According to dMY Technology Group Inc. III’s August filing with the Securities and Exchange Commission, the company has agreements with its PIPE investors to purchase 35 million shares of IonQ stock for $10 a share once the merger is completed, raising $350 million in capital that will account for part of the anticipated gross proceeds, with approximately $253.5 million coming from previously raised SPAC funding. 

IonQ formed in 2015 in College Park from research conducted at both the University of Maryland and Duke University. The company produces computers that ionize the atoms of rare earth element ytterbium in order to create the quantum bits, or qubits, needed for quantum computing. 

If a bit serves as the basic unit of computing power in traditional technology, represented as either a one or zero, then a qubit is the combination of both the one and the zero at the same time. By using quantum physics to entangle or superposition the one and the zero into the same value state, quantum computers can provide dramatically more computing power than modern-day computers, and IonQ executives think their technology can do so at a more stable, reliable capacity. 

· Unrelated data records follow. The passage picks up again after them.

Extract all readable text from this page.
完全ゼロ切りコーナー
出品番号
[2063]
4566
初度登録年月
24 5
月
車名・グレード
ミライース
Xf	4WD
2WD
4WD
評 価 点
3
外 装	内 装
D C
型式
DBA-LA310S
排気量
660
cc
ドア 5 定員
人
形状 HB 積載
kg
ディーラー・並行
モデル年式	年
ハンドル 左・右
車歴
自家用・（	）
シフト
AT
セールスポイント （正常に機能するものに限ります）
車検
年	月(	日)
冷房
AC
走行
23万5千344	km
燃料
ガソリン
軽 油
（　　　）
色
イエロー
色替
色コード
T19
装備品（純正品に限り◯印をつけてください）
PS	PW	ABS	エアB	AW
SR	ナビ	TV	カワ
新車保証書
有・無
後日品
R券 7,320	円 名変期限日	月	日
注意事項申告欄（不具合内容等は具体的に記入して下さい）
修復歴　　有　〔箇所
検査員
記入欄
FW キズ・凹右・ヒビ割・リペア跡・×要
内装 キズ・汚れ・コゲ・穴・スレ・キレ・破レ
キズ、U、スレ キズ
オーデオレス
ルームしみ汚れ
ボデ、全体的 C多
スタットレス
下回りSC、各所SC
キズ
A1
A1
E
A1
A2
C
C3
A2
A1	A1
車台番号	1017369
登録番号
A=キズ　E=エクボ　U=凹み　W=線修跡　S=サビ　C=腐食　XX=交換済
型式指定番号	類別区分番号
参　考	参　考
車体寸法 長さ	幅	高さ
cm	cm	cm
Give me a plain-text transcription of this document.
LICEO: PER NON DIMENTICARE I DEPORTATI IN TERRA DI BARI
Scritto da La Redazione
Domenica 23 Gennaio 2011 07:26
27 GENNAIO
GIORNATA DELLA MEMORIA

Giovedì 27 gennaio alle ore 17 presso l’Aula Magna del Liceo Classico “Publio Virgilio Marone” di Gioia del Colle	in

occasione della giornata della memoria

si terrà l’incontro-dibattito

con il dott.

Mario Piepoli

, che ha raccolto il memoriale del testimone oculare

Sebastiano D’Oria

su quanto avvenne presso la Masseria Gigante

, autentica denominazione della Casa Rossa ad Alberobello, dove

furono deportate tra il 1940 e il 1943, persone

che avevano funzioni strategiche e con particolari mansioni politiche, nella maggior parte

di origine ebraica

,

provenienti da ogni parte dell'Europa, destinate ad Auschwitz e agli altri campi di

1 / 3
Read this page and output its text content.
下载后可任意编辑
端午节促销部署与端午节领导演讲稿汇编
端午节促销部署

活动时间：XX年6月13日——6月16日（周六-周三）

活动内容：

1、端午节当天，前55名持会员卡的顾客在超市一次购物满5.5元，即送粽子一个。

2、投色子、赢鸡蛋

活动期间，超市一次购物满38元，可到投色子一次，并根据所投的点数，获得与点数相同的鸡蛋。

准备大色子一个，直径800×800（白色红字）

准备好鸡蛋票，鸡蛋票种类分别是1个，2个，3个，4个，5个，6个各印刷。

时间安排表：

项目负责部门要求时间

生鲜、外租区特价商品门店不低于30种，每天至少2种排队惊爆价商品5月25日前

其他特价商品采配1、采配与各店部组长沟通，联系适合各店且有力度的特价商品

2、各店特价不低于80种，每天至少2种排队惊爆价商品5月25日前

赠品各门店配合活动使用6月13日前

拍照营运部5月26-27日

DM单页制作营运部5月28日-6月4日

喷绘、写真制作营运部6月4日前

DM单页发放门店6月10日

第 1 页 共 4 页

The potential application of quantum computing touches everything from scientific and pharmaceutical research to national security and cybersecurity concerns, leading to significant interest from the federal government. 

Earlier this month, the company struck a deal with UMd. to open a first-of-its-kind quantum laboratory at the school, offering its technology to university researchers in a space it will jointly operate. It has also secured partnerships with prominent cloud service providers like Microsoft Corp. (NASDAQ: MSFT), Amazon.com Inc. (NASDAQ: AMZN) cloud subsidiary Amazon Web Services and Alphabet Inc.'s (NASDAQ: GOOGL) Google Cloud network. 

According to an investor update filed by IonQ on Sept. 17, the company has increased its contract bookings for the year by 200% to an anticipated $15 million, which is expected to generate recognized revenue over the next 36 months.